Meet The Artists

  • Erik Halvorson

    I am an Artist and an Educator working primarily with glass for over 40 years. I received an MFA from Alfred University in 1991, and since 1996 I have run the Glass program at Hartwick College. My ideas, images, and content of my work are primarily informed by my experiences throughout my life and traveling, Student Abroad in the UK and Europe 1982, Student exchange to Taiwan in 1988, my many travels to China since 2000, and most importantly, my most constant Chinese influence, Jin Ju my wife. This can all be wrapped up together and is related to memory and the transient fleeting nature of the world.

  • Paula Friedman

    It wasn’t until 2005, when I picked up my first digital camera, that photography gave me the language to express my awe of, and intimacy with nature. I marvel at Nature’s amazing tapestries, the fabric of our natural world that she weaves on her “lume” of light, with warps and wefts of richly diverse textures and forms, seduced by the lure of their ever-shifting contours and opacities. Initially, my images were mostly representational, then, gradually, I moved towards taking the viewer into Nature’s world of abstraction and directing attention to her impressionistic, and sometimes surreal, objets d’art.

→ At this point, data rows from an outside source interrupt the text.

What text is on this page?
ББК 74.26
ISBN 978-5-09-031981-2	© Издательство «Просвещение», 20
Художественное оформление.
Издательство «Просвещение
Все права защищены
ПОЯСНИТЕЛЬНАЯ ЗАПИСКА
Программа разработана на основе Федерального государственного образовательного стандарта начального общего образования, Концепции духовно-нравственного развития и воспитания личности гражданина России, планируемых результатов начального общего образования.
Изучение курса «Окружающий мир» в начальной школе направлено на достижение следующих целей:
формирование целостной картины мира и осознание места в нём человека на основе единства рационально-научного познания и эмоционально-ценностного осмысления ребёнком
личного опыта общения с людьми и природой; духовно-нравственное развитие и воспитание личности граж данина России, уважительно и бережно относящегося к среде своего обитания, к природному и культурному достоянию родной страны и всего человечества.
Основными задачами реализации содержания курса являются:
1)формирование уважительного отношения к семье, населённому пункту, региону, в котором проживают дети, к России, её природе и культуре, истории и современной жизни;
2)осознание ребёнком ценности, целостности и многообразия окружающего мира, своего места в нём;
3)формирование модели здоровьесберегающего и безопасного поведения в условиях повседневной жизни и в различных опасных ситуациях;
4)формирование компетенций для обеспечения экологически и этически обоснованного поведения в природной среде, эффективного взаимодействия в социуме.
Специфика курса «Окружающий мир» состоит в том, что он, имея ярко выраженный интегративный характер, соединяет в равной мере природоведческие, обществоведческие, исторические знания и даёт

    Always fascinated with the interaction of light and glass, I embraced an opportunity to work with hot glass at Hartwick College in Oneonta, N.Y. Passionately intrigued by the optics that emerge from works using this incredible medium, I began to photograph my glass pieces and then through them; a lens within a lens. My interest in the abstract grew.

  • Woman molding glass with tools

    Alison Dodge

    I am drawn to Nature's organic forms juxtaposed against man-made simplicity, such as wood andmetal. Simple shapes and forms that attract color through reflection and interaction with nature inspire me. 

    Growing up my grandmother used to put small cut flowers in delicate glass vases and bottles of various shapes and sizes on her window sill. I would admire how the glass supported the flower and how the flower's stem would reflect and refract in the vessel. I would gaze at the reflection of the colored glass throughout the room as the sun would hit it. The vessel's shapes and intricacies, my grandmother's delicate touch and time and dedication to growing the flower, and admiring her hard work and labor throughout the day as she gazed at it throughout the house.

    When I inherited these vessels, I started to find various plants to put in them, and some plants developed small roots. Sprouts and dedication to new life and an opportunity to leave the vessel to take on stronger connections to the ground it was placed in inspired my connection to roots and the interactions that the roots, flowers, and plants had with the vessel and how the vessel nurtured the plants' development into something more. The clear and transparent glass allowed for a visual much more engaging than the vessel itself.